The greenback rose after the government reported U.S. retail sales in November had their largest rise in four months, with a 1.0% increase beating forecasts for a rise of 0.2%.
The dollar came under broad-based pressure the day before when the Federal Reserve left interest rates at 5.25%.
Many interpreted the Fed's post-meeting statement as reflecting greater concern about the state of the housing market, suggesting that a Fed rate rise is less likely.
However, the upbeat report on consumer spending was enough to protect the dollar, at least for now.
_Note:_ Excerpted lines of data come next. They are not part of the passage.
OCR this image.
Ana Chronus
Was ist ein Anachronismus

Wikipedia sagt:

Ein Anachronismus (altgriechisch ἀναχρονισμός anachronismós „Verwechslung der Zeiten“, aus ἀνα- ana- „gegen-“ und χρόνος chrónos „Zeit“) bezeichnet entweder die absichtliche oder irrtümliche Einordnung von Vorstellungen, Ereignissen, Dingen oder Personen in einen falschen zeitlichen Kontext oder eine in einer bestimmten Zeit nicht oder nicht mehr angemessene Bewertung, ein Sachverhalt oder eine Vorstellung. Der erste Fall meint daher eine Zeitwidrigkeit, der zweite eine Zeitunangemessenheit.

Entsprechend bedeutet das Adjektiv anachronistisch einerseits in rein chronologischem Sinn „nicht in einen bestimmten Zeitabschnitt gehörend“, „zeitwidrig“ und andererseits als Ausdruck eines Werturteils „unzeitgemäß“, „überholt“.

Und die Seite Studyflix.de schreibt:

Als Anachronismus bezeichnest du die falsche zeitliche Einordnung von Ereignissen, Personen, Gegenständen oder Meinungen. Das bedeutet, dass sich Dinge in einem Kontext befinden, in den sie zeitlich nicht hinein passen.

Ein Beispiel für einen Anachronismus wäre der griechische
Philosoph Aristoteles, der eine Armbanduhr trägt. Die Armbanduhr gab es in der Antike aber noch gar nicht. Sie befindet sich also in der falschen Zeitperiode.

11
"Looking through all the noise, it's notable that the dollar hasn't been able to strengthen more," said Daniel Katzive, foreign exchange strategist at UBS Securities in Stamford, Connecticut.
"This suggests people still remain focused on the dollar's structural risks," he said, referring to the U.S. trade and fiscal deficits.
The euro is having hit a session low of $1.3196, but this was well off the low at $1.3129 established after Friday's U.S. employment data showed robust job creation in November.
On Tuesday, the government reported that the U.S. trade deficit shrank in October below $60 billion, to its smallest since August 2005.
But the U.S. deficit with China hit a record high, which is bound to crop up when Fed Chairman Ben Bernanke and Treasury Secretary Henry Paulson meet Chinese officials for trade talks later this week.
Against the yen, the dollar is near a session high at 117.49 yen.
The Pound Sterling is well off a session high at $1.9729, which was established after robust UK employment data.
Financial markets continue to reflect a one in five chance that the Fed will cut rates by a quarter of a percentage point in the first quarter of next year, and this will almost certainly mean the dollar's bounce will be short-lived.
"Does this change the overall medium term outlook for the U.S. economy? Probably not," said Tim Mazanec, senior currency strategist at Investors Bank and Trust in Boston. "As we've seen with last few decent numbers, any time the dollar rallies it's brief and only provides opportunity to buy euros."